Probabilistic Nature


One reason for this lack of reliability can be found in the probabilistic nature of GPT. For context, let’s examine probabilistic data structures, like Bloom filters, for a moment. A Bloom filter is a probabilistic data structure used to test whether an element is a member of a set consisting of an array of bits and multiple hash functions, each of which maps an element to one or more array indices.


To insert an element into the filter, the element is hashed using the hash functions, and the corresponding array bits are set to 1.


To query whether an element is present in the filter, the element is similarly hashed using the hash functions, and if all the corresponding bits in the array are set to 1, the element is likely in the filter.


However, if any of the bits are not set to 1, the element is definitely not in the filter. False positives are embedded into probabilistic data structures by design.


Like a Bloom filter, GPT is also highly probabilistic. But instead of testing set membership, it generates text based on input prompts. GPT consists of multiple transformer layers that perform complex computations to generate an output sequence of tokens based on an input prompt.


The output generated by GPT is not deterministic and can vary greatly based on the sampling method employed as well as additional hyperparameters selected during training.

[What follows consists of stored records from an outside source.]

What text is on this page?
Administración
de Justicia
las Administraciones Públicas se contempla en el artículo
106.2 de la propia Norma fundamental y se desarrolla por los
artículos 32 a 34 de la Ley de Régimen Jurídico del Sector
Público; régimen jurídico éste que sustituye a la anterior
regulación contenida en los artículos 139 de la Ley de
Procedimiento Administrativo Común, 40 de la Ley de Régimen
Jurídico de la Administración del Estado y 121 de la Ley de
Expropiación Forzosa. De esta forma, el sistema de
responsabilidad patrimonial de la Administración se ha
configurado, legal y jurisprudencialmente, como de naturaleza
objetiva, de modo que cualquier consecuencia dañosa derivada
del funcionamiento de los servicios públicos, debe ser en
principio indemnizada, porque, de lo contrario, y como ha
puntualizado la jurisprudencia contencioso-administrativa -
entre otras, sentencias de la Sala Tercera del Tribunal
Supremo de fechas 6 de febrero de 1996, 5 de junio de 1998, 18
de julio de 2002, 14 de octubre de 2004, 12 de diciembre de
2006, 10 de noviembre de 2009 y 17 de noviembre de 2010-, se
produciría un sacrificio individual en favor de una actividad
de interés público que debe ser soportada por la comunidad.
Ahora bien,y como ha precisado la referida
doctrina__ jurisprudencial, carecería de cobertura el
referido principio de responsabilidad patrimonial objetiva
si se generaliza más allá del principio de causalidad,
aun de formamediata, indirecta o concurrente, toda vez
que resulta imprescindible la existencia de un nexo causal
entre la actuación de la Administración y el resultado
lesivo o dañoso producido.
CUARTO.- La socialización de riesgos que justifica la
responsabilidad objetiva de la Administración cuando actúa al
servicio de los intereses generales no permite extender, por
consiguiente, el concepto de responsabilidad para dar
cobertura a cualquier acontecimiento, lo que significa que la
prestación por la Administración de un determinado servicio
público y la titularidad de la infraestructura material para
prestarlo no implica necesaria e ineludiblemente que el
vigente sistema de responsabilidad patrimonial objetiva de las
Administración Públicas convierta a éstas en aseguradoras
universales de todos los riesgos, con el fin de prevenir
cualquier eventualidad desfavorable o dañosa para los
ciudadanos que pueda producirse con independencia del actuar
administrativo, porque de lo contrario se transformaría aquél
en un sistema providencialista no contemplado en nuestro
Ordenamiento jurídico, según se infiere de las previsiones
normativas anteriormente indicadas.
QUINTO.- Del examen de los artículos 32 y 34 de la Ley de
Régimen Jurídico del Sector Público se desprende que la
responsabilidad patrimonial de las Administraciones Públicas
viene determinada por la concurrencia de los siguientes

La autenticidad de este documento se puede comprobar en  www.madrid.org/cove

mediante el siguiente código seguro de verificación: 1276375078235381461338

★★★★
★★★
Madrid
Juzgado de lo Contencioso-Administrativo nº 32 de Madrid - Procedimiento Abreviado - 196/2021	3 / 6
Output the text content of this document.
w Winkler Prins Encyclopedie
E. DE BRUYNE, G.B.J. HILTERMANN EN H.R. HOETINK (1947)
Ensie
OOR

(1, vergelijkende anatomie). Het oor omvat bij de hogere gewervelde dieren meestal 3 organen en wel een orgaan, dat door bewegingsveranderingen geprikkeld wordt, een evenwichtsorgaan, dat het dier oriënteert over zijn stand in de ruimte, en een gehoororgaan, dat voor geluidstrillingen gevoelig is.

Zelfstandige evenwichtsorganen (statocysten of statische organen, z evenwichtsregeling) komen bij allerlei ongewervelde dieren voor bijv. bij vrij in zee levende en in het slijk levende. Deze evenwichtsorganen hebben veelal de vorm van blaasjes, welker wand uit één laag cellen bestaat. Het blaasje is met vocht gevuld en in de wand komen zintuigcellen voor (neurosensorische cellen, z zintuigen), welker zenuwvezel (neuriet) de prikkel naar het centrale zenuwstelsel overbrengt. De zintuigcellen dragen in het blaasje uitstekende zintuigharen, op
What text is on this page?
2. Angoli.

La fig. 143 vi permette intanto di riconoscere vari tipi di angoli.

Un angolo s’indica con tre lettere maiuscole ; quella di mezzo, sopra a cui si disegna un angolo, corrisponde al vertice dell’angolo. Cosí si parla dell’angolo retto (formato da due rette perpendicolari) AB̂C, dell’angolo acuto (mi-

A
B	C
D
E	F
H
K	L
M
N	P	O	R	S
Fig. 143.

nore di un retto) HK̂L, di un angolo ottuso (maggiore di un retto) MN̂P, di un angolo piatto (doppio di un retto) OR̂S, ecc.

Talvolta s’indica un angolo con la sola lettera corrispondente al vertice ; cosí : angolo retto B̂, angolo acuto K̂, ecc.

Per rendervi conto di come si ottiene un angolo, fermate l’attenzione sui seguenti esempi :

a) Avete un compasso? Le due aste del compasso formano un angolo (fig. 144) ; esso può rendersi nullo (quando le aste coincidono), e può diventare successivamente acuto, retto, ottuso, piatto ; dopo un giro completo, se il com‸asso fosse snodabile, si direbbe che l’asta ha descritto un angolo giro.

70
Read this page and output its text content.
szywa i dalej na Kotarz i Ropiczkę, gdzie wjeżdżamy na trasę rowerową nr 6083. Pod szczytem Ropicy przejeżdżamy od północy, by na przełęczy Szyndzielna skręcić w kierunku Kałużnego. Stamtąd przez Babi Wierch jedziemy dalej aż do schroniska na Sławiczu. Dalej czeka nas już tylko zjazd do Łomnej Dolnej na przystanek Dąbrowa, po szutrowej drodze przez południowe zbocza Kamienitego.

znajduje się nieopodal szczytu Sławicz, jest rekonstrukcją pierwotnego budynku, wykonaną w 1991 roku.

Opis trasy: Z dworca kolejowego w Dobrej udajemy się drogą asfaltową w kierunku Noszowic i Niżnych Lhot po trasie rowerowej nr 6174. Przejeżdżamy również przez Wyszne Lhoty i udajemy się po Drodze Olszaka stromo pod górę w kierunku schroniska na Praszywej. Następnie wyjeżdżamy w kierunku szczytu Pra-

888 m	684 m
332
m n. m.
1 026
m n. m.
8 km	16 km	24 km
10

Like Bloom filters, GPT can also “hallucinate” as in return results that appear plausible at the surface level but are factually incorrect.


However, this probability of generating unreliable outputs can be reduced by fine-tuning the model and providing it with high-quality training data.


GPT-4 and Risks

Hidden factual inaccuracies can be very harmful to users. Thus, it is key that developers implement measures to reduce the likelihood of inaccuracies occurring.


GPT-4 is slower, and users will not notice a big difference in casual cases when compared with previous model generations. That being said, GPT-4 is much safer due to the various safety measures implemented during training, including expert engagement, model safety improvements, and additional monitoring and enforcement.


These mitigations have significantly improved GPT-4’s safety properties compared to GPT-3.5, with the model’s tendency to respond to requests for disallowed content decreasing by 82% and the model responding to sensitive requests in accordance with policies increasing by 29%. [ref]





Reducing Hallucinations

Even if some level of risk is involved, it will be challenging to completely ignore GPT. GPT has become a new communication interface for humans and APIs that is set to reduce the need for UI. Our job as engineers is to find ways to solve problems that arise from its use through resources at our disposal. And there are several ways of doing so.


Prompt Engineering

Improving prompts may enhance task performance, resulting in satisfactory outcomes in approximately 50% to 65% of time, but performance may not exceed this range frequently.


According to research about how Large Language Models are Zero-Shot Reasoners (relating solely to text completions capabilities, not chat or instruction models), improving prompts significantly enhances the GPT’s performance on reasoning tasks.


The study demonstrated that adding a simple phrase like “Let’s think step by step” prior to each answer is able to transform GPT into a decent zero-shot reasoner, outperforming zero-shot LLM performances against various benchmark reasoning tasks without the need for hand-crafted few-shot examples.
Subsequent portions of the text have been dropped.